In the middle of Unterhaching – delicacies from the petrol station – district of Munich

You know this from the saleswoman at the cheese counter and the butcher’s salesman behind the counter: As soon as the knife has slipped through the cake or the chunk of mixed mince landed on the scales, the question is guaranteed: “May it be a little more expensive?” Well, of course you don’t want to be so stingy. Food costs. They should too. It won’t be that much.

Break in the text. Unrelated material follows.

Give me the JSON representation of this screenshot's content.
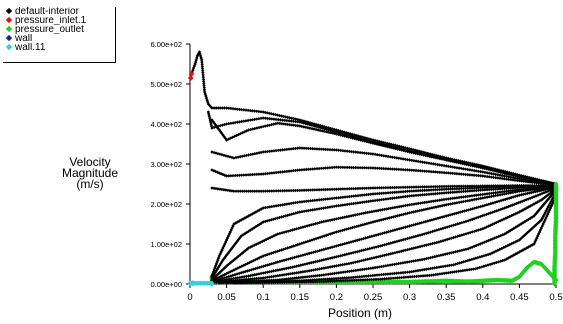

After all, it’s not about really expensive food, where every gram brings you to your knees financially. Saffron, for example. You have to reckon with 30 euros per gram, which would add up to a lot at a counter like this. Or white Almas caviar, which is sold for 33,000 euros per kilogram. No wonder: the Russian word “Almas” means “diamond”. Even for Kopi Luwak, a coffee from Indonesia that is made from half-digested coffee beans in the excrement of cattle cats, special gourmets like to put down a small fortune when the animals live in the wild. If you don’t like coffee in principle, you can spend a lot of money on Da Hong Pao tea, which grows on a steep rock face in the Chinese mountains of Wuyi.

In Unterhaching, too, two products from the bakery industry now apparently have what it takes to conquer the market as a delicacy of great value. And they don’t even come from a master of the trade. Nowadays, baked goods are sold not only by every discounter but also by almost every petrol station. In one of them, the employee behind the counter was recently typing on the cash register display for what felt like minutes. The expert for 50 liters of super or basic laundry with active foam finally found the proud price for two rolls and two pretzels: 200 euros! Someone should say that Kaiser rolls are not gold-plated. Or are there rock faces with crawling cats roaming free in the Hachinger Valley?